The Herald noted that the three Bangladeshi intelligence agencies—the Directorate General of Forces Intelligence, the National Security Intelligence agency, and the police Special Branch—as well as the Rapid Action Battalion (RAB), which carries out “counter-terrorism” operations, “have been accused of involvement in severe human rights abuses over a sustained number of years.”

The agencies “work together as part of a notorious centre called the Taskforce for Interrogation Cell, located inside a compound in northern Dhaka that is controlled by the RAB.” A Human Rights Watch report quoted by the newspaper lists the methods of torture used there, including “burning with acid, hammering of nails into toes ... electric shocks, beatings on legs with iron rods, beating with batons on backs after sprinkling sand on them, ice torture, finger piercing, and mock executions.”

The RAB has been responsible for the disappearance and murder of hundreds of opposition politicians, trade unionists and Islamists. US embassy cables released by WikiLeaks in 2011 showed that British police provided training for the RAB death squads.

The reign of terror is aimed primarily against the Bangladeshi working class, a source of cheap labour that is exploited by the world’s capitalist powers. The vast majority of the population lives and works in appalling and dangerous conditions. The RAB and other paramilitary police units regularly use physical violence against protests and strikes by workers.

The NSA documents indicate that successive New Zealand governments—beginning with the 1999–2008 Labour government of Prime Minister Helen Clark—have been complicit in the repression by Bangladeshi security forces. The GCSB’s operations were carried out entirely behind the backs and without the consent of the New Zealand population.

After retiring from politics, Clark visited Bangladesh in November 2010, in her current role as United Nations Development Program administrator, to participate in a forum hosted by the country’s Human Rights Commission. In a speech, she praised Bangladesh’s supposed “progress” toward “poverty reduction based on participatory and inclusive strategies and democratic governance.” She did not mention, of course, her government’s support for the state’s torturers and murderers.

Spying in Bangladesh was part of the Labour government’s strengthening of intelligence and military alliance with Washington. It sent troops to both Afghanistan and Iraq and deployed GCSB agents to help in targeting air strikes in Afghanistan.

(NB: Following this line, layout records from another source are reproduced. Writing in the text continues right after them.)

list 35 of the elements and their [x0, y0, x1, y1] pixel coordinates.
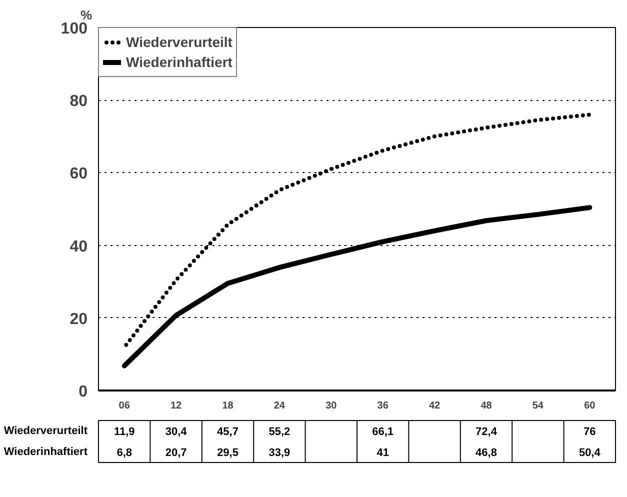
y-tick-label: 100 [60, 20, 88, 38]
data-label: 46,8 [476, 447, 497, 459]
x-tick-label: 24 [274, 400, 286, 412]
text: Wiederverurteilt [4, 425, 88, 437]
x-tick-label: 36 [377, 400, 389, 412]
data-label: 72,4 [476, 426, 498, 438]
y-tick-label: 0 [78, 384, 88, 400]
x-tick-label: 30 [326, 400, 338, 412]
y-tick-label: 80 [70, 93, 88, 110]
data-label: 55,2 [268, 426, 290, 438]
data-label: 30,4 [165, 426, 188, 438]
text: Wiederinhaftiert [4, 446, 88, 458]
data-label: 29,5 [217, 447, 238, 459]
data-label: 20,7 [165, 447, 187, 459]
y-tick-label: 40 [70, 238, 88, 256]
x-tick-label: 18 [222, 400, 234, 412]
legend-label: Wiederverurteilt [126, 34, 232, 50]
data-label: 76 [584, 426, 596, 438]
y-tick-label: 60 [70, 166, 88, 183]
x-tick-label: 42 [428, 400, 441, 412]
x-tick-label: 48 [480, 400, 492, 412]
data-label: 50,4 [578, 447, 602, 459]
data-label: 41 [376, 447, 389, 459]
x-tick-label: 12 [170, 400, 182, 412]
data-label: 33,9 [268, 447, 290, 459]
data-label: 45,7 [217, 426, 238, 438]
data-label: 11,9 [114, 426, 135, 438]
x-tick-label: 06 [118, 400, 130, 412]
y-tick-label: 20 [70, 310, 88, 328]
x-tick-label: 54 [532, 400, 544, 412]
legend-label: Wiederinhaftiert [126, 54, 232, 70]
data-label: 6,8 [116, 447, 132, 459]
x-tick-label: 60 [584, 400, 596, 412]
y-axis-title: % [80, 8, 92, 22]
data-label: 66,1 [372, 426, 394, 438]
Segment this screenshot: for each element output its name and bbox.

The so-called “left wing” Alliance Party and the Greens supported Labour’s decision to join the war in Afghanistan.

According to the Herald, current Labour leader Andrew Little “said he was not concerned about the GCSB’s work in Bangladesh but would be if intelligence material was ‘being used to deal with people in a barbaric, extra-judicial way.’”

In reality, extra-judicial and barbaric methods are routine in Bangladesh. Amnesty International’s New Zealand executive director Grant Bayldon told Radio NZ: “There’s an extremely high risk that surveillance handed over to the Bangladeshi security forces by the New Zealand Government could result in... very grave human rights abuses.”

The Snowden documents mention that, in addition to sharing information with Bangladeshi agencies, the GCSB secretly monitored the RAB itself. A 2009 GCSB report stated that this intelligence “could well be of high interest for future operations if the domestic security situation in Bangladesh were to deteriorate.”

The US and its allies, including New Zealand, do not oppose the RAB’s human rights abuses. Rather, they are gathering information to use against Dhaka in the event that it chooses to pursue stronger diplomatic and military ties with China, which is Bangladesh’s biggest trading partner. In the event of any shift towards Beijing, the Bangladeshi government could suddenly find itself the target of US-led “human rights” campaign aimed at pressuring into line with Washington.